In corporate FCPA enforcement actions, companies often enter into tolling agreements and statute of limitations can also otherwise be extended in other ways, but the DOJ’s criminal information and plea agreement are silent as to any of these issues relevant to statute of limitations.

Is Marubeni A Recidivist?

As noted in the original Marubeni post, last week’s $88 million FCPA enforcement action followed closely on the heels of Marubeni exiting a deferred prosecution agreement from its 2012 FCPA enforcement action based on conduct at Bonny Island, Nigeria.  (See here for the prior post).

Against this backdrop, it is tempting to call Marubeni an FCPA recidivist.

However, as noted in Marubeni’s release (a release that the DOJ needed to approve per the plea agreement) “the Tarahan conduct pre-dates the execution of Marubeni’s 2012 Deferred Prosecution Agreement with the DOJ.”

At the very least, Marubeni is a repeat FCPA offender and joins a category that also includes IBM, Tyco, Aibel Group, General Electric, Diebold (at least as to books and records and internal controls issues) and Ashland Oil (at least in theory given that the first enforcement action occurred prior to passage of the FCPA in 1977).
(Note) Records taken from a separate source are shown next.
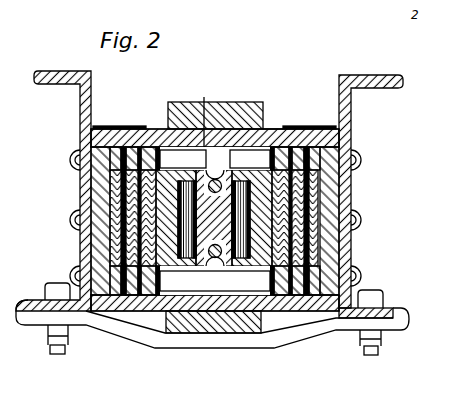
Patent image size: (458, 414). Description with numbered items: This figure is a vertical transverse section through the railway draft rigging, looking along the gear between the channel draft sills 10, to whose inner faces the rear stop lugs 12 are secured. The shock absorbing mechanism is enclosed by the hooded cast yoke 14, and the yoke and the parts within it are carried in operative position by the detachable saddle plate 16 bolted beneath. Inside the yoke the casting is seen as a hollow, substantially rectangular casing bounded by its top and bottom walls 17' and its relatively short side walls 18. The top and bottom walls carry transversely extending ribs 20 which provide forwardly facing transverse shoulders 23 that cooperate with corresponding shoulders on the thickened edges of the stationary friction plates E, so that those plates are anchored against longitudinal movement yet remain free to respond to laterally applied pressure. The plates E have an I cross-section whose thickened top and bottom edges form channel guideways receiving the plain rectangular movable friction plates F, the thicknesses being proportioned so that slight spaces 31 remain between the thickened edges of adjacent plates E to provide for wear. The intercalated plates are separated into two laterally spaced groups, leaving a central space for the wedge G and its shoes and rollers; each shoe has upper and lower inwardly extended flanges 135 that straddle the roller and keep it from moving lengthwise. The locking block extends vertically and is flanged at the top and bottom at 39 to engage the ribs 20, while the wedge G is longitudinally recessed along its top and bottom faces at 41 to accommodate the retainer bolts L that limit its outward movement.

The channel draft sill 10 is at (356, 108).
The rear stop lug 12 is at (95, 118).
The hooded cast yoke 14 is at (231, 94).
The detachable saddle plate 16 is at (403, 316).
The top and bottom wall 17' is at (215, 217).
The side wall 18 is at (86, 183).
The transversely extending rib 20 is at (155, 120).
The forwardly facing transverse shoulder 23 is at (259, 121).
The space 31 is at (303, 122).
The flange 39 is at (221, 276).
The longitudinal recess 41 is at (206, 114).
The inwardly extended flange 135 is at (215, 220).
The stationary friction plate E is at (111, 227).
The movable friction plate F is at (133, 242).
The wedge G is at (214, 218).
The retainer bolt L is at (215, 210).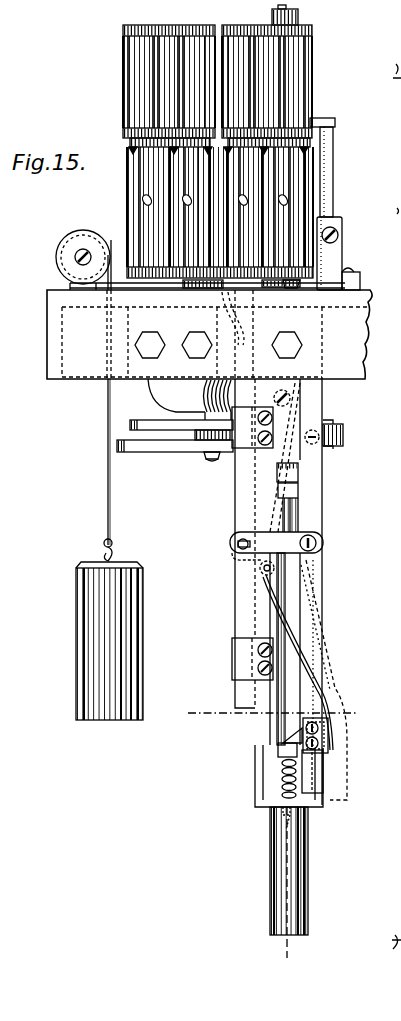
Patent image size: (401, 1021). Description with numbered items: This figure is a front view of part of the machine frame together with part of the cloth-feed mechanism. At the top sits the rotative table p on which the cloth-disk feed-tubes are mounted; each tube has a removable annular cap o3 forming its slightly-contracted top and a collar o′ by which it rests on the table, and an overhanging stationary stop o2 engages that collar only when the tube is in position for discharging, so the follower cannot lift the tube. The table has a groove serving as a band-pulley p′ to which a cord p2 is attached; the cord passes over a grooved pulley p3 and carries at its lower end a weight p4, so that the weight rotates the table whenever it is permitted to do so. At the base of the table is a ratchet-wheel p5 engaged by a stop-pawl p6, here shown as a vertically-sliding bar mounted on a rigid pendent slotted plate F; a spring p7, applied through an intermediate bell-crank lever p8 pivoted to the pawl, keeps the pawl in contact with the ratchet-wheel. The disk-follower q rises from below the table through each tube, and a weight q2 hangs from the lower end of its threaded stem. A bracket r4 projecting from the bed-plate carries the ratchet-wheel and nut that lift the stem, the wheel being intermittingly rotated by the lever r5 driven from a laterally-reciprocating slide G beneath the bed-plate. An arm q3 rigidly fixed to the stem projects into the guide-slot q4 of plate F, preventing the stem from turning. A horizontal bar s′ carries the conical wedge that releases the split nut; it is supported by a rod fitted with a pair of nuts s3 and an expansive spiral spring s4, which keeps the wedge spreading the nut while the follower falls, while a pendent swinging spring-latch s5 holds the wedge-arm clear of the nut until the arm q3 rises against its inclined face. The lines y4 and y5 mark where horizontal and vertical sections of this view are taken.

The annular cap o3 is at (124, 31).
The collar o′ is at (124, 133).
The overhanging stationary stop o2 is at (322, 120).
The grooved pulley p3 is at (82, 230).
The rotative table p is at (126, 275).
The cord p2 is at (148, 289).
The ratchet-wheel p5 is at (200, 289).
The band-pulley p′ is at (262, 289).
The disk-follower q is at (300, 289).
The weight p4 is at (285, 736).
The bracket r4 is at (189, 399).
The lever r5 is at (148, 421).
The slide G is at (160, 452).
The stop-pawl p6 is at (285, 592).
The spring-latch s5 is at (298, 466).
The pendent slotted plate F is at (296, 487).
The horizontal bar s′ is at (300, 491).
The intermediate bell-crank lever p8 is at (318, 580).
The spring p7 is at (318, 676).
The section line y4 is at (263, 709).
The guide-slot q4 is at (262, 713).
The arm q3 is at (285, 758).
The nuts s3 is at (282, 778).
The expansive spiral spring s4 is at (312, 795).
The weight q2 is at (299, 871).
The section line y5 is at (282, 889).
The distinction Marubeni has among the group though is the shortest gap between enforcement actions.

More Details Please As to Lack of Cooperation

As noted in the previous post, the $88 million Marubeni enforcement action was a relatively rare instance of a company paying a criminal fine within the advisory guidelines range.  The plea agreement includes the DOJ’s justification as to why, including Marubeni’s lack of cooperation.  However, the plea agreement merely states that Marubeni refused to cooperate with the Department’s investigation when given the opportunity to do so.
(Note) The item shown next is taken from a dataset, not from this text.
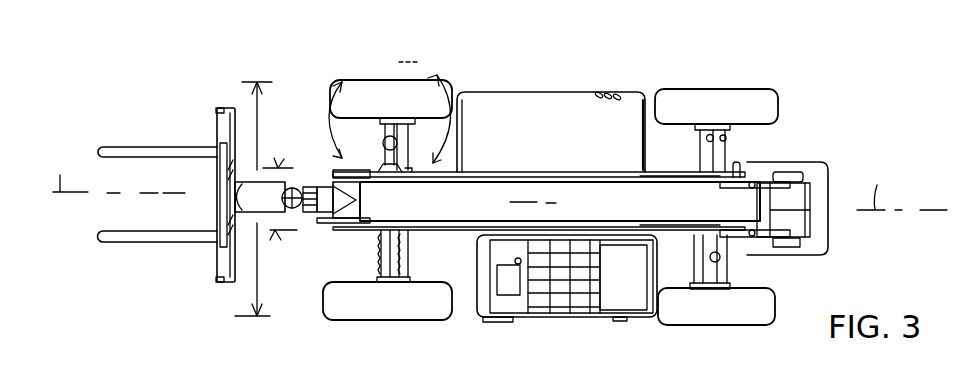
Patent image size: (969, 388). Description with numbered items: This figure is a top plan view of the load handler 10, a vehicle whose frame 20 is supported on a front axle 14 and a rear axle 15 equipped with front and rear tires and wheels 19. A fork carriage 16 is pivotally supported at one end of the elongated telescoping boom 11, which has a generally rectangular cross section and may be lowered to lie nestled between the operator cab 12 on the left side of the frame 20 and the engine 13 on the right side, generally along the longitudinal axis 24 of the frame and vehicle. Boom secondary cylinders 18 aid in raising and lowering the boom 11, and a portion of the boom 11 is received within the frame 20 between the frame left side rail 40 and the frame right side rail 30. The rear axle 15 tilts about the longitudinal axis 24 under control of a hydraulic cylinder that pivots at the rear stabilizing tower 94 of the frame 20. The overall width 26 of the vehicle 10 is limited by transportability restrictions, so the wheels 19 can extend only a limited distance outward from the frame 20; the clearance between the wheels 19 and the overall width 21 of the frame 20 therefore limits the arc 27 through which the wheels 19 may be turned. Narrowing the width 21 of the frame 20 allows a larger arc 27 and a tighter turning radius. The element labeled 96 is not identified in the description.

It sure would have been nice for the DOJ to provide some additional details regarding Marubeni’s apparent lack of cooperation.
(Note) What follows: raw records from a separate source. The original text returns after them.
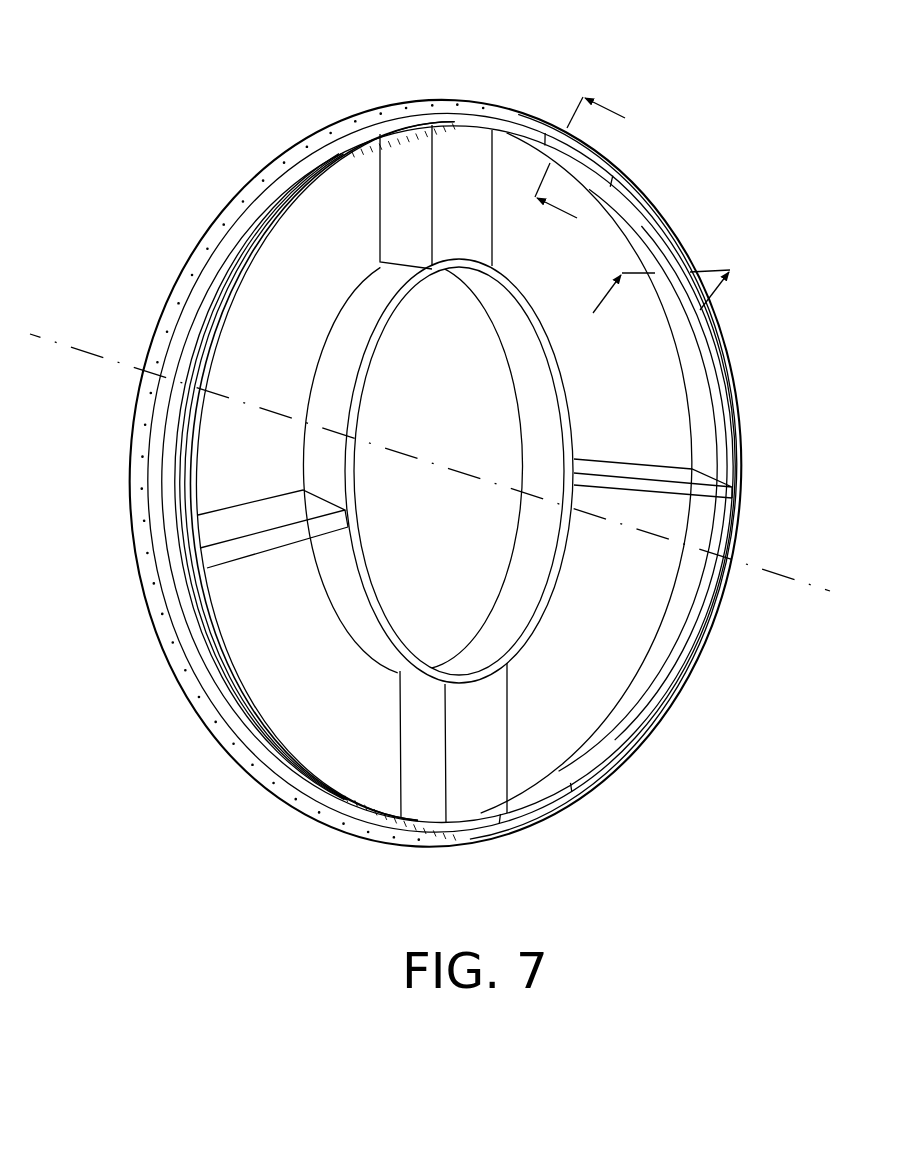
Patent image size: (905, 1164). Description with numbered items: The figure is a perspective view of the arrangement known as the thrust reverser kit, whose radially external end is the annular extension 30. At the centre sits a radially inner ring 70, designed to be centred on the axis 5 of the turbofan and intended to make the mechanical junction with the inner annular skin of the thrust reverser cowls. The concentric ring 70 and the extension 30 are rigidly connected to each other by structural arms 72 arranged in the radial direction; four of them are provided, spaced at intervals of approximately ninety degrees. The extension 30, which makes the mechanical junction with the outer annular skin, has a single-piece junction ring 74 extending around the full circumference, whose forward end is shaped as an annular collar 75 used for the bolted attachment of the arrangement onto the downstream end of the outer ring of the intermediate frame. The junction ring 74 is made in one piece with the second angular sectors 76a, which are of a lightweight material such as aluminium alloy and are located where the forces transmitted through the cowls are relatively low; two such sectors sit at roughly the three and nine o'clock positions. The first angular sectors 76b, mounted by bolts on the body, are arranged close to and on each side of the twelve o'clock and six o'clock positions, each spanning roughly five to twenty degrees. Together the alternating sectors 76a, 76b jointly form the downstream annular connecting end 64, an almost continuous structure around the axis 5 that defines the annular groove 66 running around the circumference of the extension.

The extension 30 is at (640, 157).
The axis 5 is at (805, 578).
The downstream annular connecting end 64 is at (249, 683).
The annular groove 66 is at (208, 395).
The radially inner ring 70 is at (510, 317).
The structural arms 72 is at (390, 198).
The junction ring 74 is at (313, 147).
The annular collar 75 is at (270, 168).
The second angular sectors 76a is at (417, 108).
The first angular sectors 76b is at (352, 128).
For instance, in the Bonny Island, Nigeria enforcement action against JGC Corp. (also a Japanese company), the DOJ stated that the company declined “to cooperate with the Department based on jurisdictional arguments?”

The DOJ’s statement motivated this prior post, “Does the DOJ Except FCPA Counsel to Roll Over and Play Dead?

While the DOJ declined to provide specifics as to Marubeni’s lack of cooperation, it would be truly frightening if the DOJ’s position is that a company is not cooperating if it raises purely legal issues such as jurisdiction or statute of limitations.

FCPA Enforcement Statistics

FCPA enforcement statistics are literally all over the map given the creative and unique ways in which many FCPA Inc. participants keep such statistics.  (For instance, see this prior post for visual proof).

As I have long maintained, the most reliable and accurate way to keep FCPA enforcement statistics is by using the “core” approach, an approach to tracking FCPA enforcement endorsed by the DOJ and a commonly accepted method used in other areas.

Consider the stark difference in approaches using just the Marubeni enforcement action and the April 2013 FCPA enforcement action against current and former employees of Alstom.  The enforcement actions were virtual carbon copies of each other involving the same project in Indonesia, involving the same alleged “foreign officials,” the same consultants, Marubeni was a central actor in the Alstom related action and the Alstom employees were central actors in the Marubeni enforcement action.

In short, the Marubeni and Alstom related action were the same “core” action.

However, many in FCPA Inc. will no doubt count these actions as five enforcement actions:  Marubeni and Alstom employees Frederic Pierucci, David Rothschild, Lawrence Hoskins and William Pomponi.  Make that six enforcement actions when – in all likelihood – Alstom resolves an enforcement action based, in whole or in part, on the same conduct.   In short, by tracking FCPA enforcement statistics this way the statistics will be distorted.